Campaign: Round the world in 72 days... to find the world’s best blue sky
PR team: The Red Consultancy
Timescale: March to July 2006
As part of its new image, the online shop ditched its plane logo and embraced a ‘blue skies’ device. Expedia charged retained agency The Red Consultancy with unveiling the new identity to consumers in the South-East, Scotland and Manchester.
To launch the blue skies brand with colourful imagery and in-depth messaging through targeted press coverage. To drive traffic to the Expedia.co.uk website, generate involvement among users and create sales leads.
STRATEGY AND PLAN
Having previously run a campaign for Expedia to find the world’s best beach, The Red Consultancy decided to discover the world’s ‘bluest’ blue sky. This was framed as a competition to recruit an individual ‘blue sky explorer’, to visit 20 global destinations in 72 days.
To attract entrants, the PR team sent information to target media, including Metro, The Times, Daily Telegraph, Daily Mirror and Evening Standard. Shopping centres, train stations, colleges and photographic outlets were sent leaflets and a campaign website – let-yourself-go.co.uk – was set up for Expedia users to vote for their 20 favourite blue sky destinations.
Anya Hohnbaum from Glasgow was picked from ten finalists and set off for a whistle-stop tour of the globe. The National Physical Laboratory was brought in to evaluate her findings.
Hohnbaum created daily content through diary reports and photo images for the let-yourself-go website. She was featured in editorial pieces in the national press, while Expedia aligned its advertising and CRM to the campaign.

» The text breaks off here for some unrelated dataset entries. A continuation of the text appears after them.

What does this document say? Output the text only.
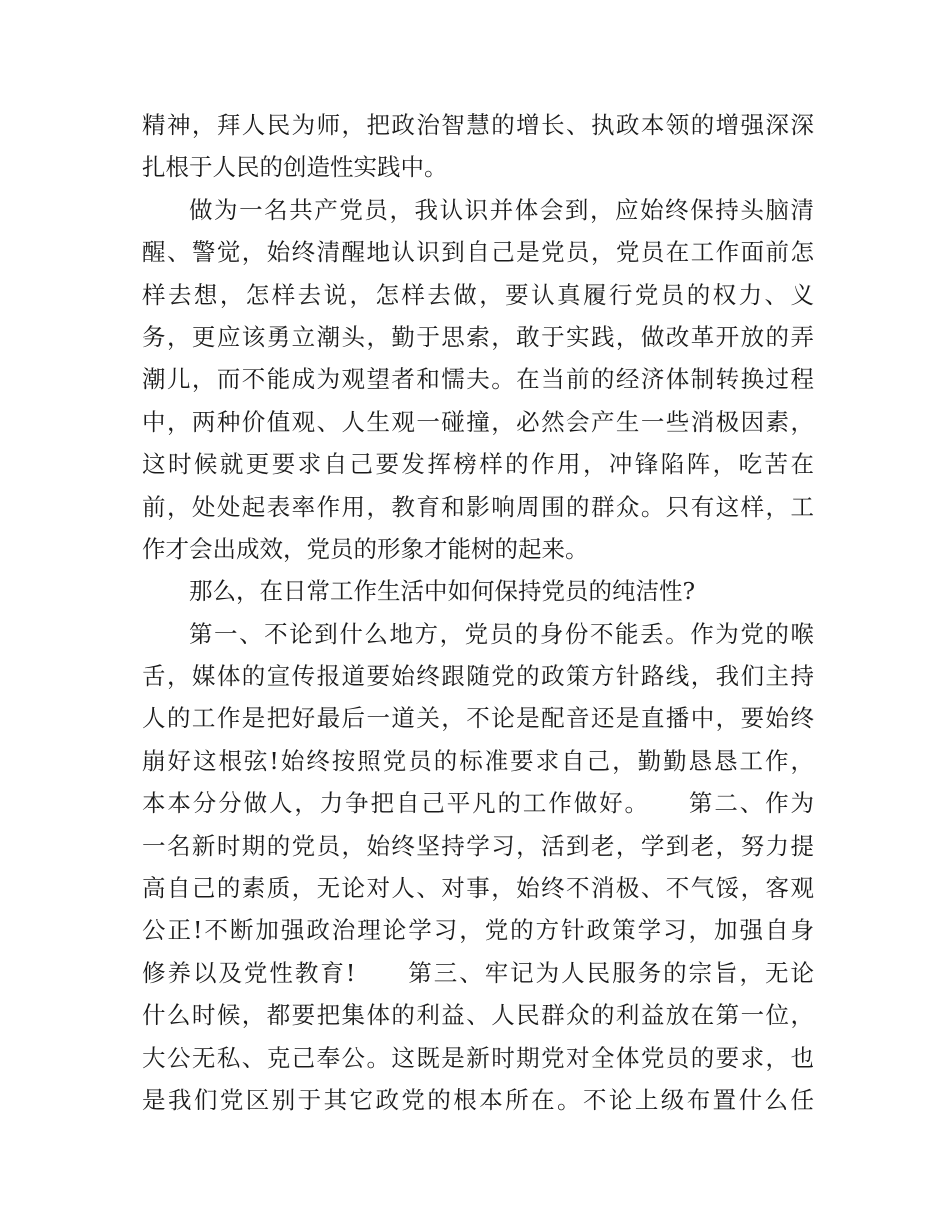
精神，拜人民为师，把政治智慧的增长、执政本领的增强深深
扎根于人民的创造性实践中。
做为一名共产党员，我认识并体会到，应始终保持头脑清
醒、警觉，始终清醒地认识到自己是党员，党员在工作面前怎
样去想，怎样去说，怎样去做，要认真履行党员的权力、义
务，更应该勇立潮头，勤于思索，敢于实践，做改革开放的弄
潮儿，而不能成为观望者和懦夫。在当前的经济体制转换过程
中，两种价值观、人生观一碰撞，必然会产生一些消极因素，
这时候就更要求自己要发挥榜样的作用，冲锋陷阵，吃苦在
前，处处起表率作用，教育和影响周围的群众。只有这样，工
作才会出成效，党员的形象才能树的起来。
那么，在日常工作生活中如何保持党员的纯洁性?
第一、不论到什么地方，党员的身份不能丢。作为党的喉
舌，媒体的宣传报道要始终跟随党的政策方针路线，我们主持
人的工作是把好最后一道关，不论是配音还是直播中，要始终
崩好这根弦!始终按照党员的标准要求自己，勤勤恳恳工作，
本本分分做人，力争把自己平凡的工作做好。　　第二、作为
一名新时期的党员，始终坚持学习，活到老，学到老，努力提
高自己的素质，无论对人、对事，始终不消极、不气馁，客观
公正!不断加强政治理论学习，党的方针政策学习，加强自身
修养以及党性教育!　　第三、牢记为人民服务的宗旨，无论
什么时候，都要把集体的利益、人民群众的利益放在第一位，
大公无私、克己奉公。这既是新时期党对全体党员的要求，也
是我们党区别于其它政党的根本所在。不论上级布置什么任
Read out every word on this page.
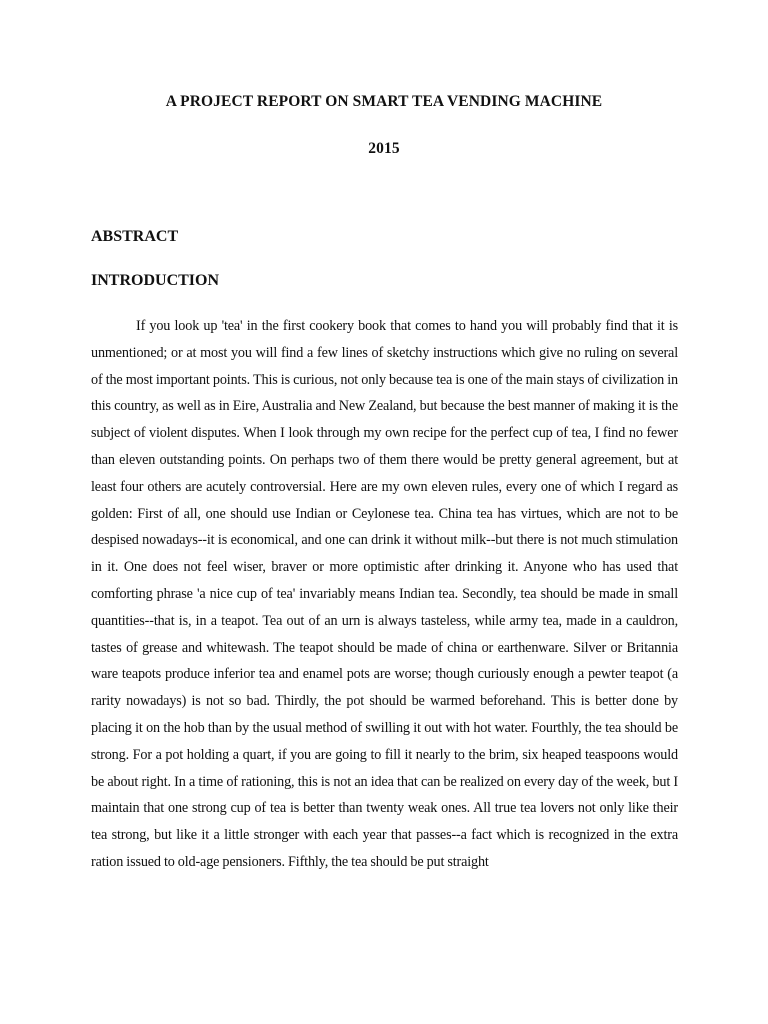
A PROJECT REPORT ON SMART TEA VENDING MACHINE
2015
ABSTRACT
INTRODUCTION

If you look up 'tea' in the first cookery book that comes to hand you will probably find that it is unmentioned; or at most you will find a few lines of sketchy instructions which give no ruling on several of the most important points. This is curious, not only because tea is one of the main stays of civilization in this country, as well as in Eire, Australia and New Zealand, but because the best manner of making it is the subject of violent disputes. When I look through my own recipe for the perfect cup of tea, I find no fewer than eleven outstanding points. On perhaps two of them there would be pretty general agreement, but at least four others are acutely controversial. Here are my own eleven rules, every one of which I regard as golden: First of all, one should use Indian or Ceylonese tea. China tea has virtues, which are not to be despised nowadays--it is economical, and one can drink it without milk--but there is not much stimulation in it. One does not feel wiser, braver or more optimistic after drinking it. Anyone who has used that comforting phrase 'a nice cup of tea' invariably means Indian tea. Secondly, tea should be made in small quantities--that is, in a teapot. Tea out of an urn is always tasteless, while army tea, made in a cauldron, tastes of grease and whitewash. The teapot should be made of china or earthenware. Silver or Britannia ware teapots produce inferior tea and enamel pots are worse; though curiously enough a pewter teapot (a rarity nowadays) is not so bad. Thirdly, the pot should be warmed beforehand. This is better done by placing it on the hob than by the usual method of swilling it out with hot water. Fourthly, the tea should be strong. For a pot holding a quart, if you are going to fill it nearly to the brim, six heaped teaspoons would be about right. In a time of rationing, this is not an idea that can be realized on every day of the week, but I maintain that one strong cup of tea is better than twenty weak ones. All true tea lovers not only like their tea strong, but like it a little stronger with each year that passes--a fact which is recognized in the extra ration issued to old-age pensioners. Fifthly, the tea should be put straight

In July 2006, Rio de Janeiro in Brazil won the world’s bluest sky award by recording the bluest blue on the day of Hohnbaum’s visit. Closer to home, Wales made the top ten and created news by beating destinations such as St Lucia in the Caribbean and the resort of Koh Samui in Thailand.
MEASUREMENT AND EVALUATION
Coverage in The Times, Metro, Evening Standard and regional titles helped to kick-start the campaign.
The appointment of Hohnbaum created in-depth articles in the Daily Record, Sunday Times Scotland and the Glasgow Evening Times.
Overall the campaign scored 98 articles, with high-profile rankings of Hohnbaum’s results appearing in national newspapers and on BBC News Online, Travelbite, Talksport and Sky Radio News.
The competition attracted 3,000 applicants and 1.5 million hits to the campaign website, making it a key revenue driver for Expedia’s summer season.
As an integrated camapign, albeit PR-led, it is difficult for Expedia to break out results according to marketing discipline. However, the travel firm reports that overall, thousands of direct sales leads have been created.
Mike Swain, science and environment editor for the Daily Mirror, says the campaign was also of general interest to readers. ‘I remember it getting quite a bit of attention in a number of titles, so it seemed to work well,’ he says.
As well as the CIPR award, the campaign won a Sabre award in May.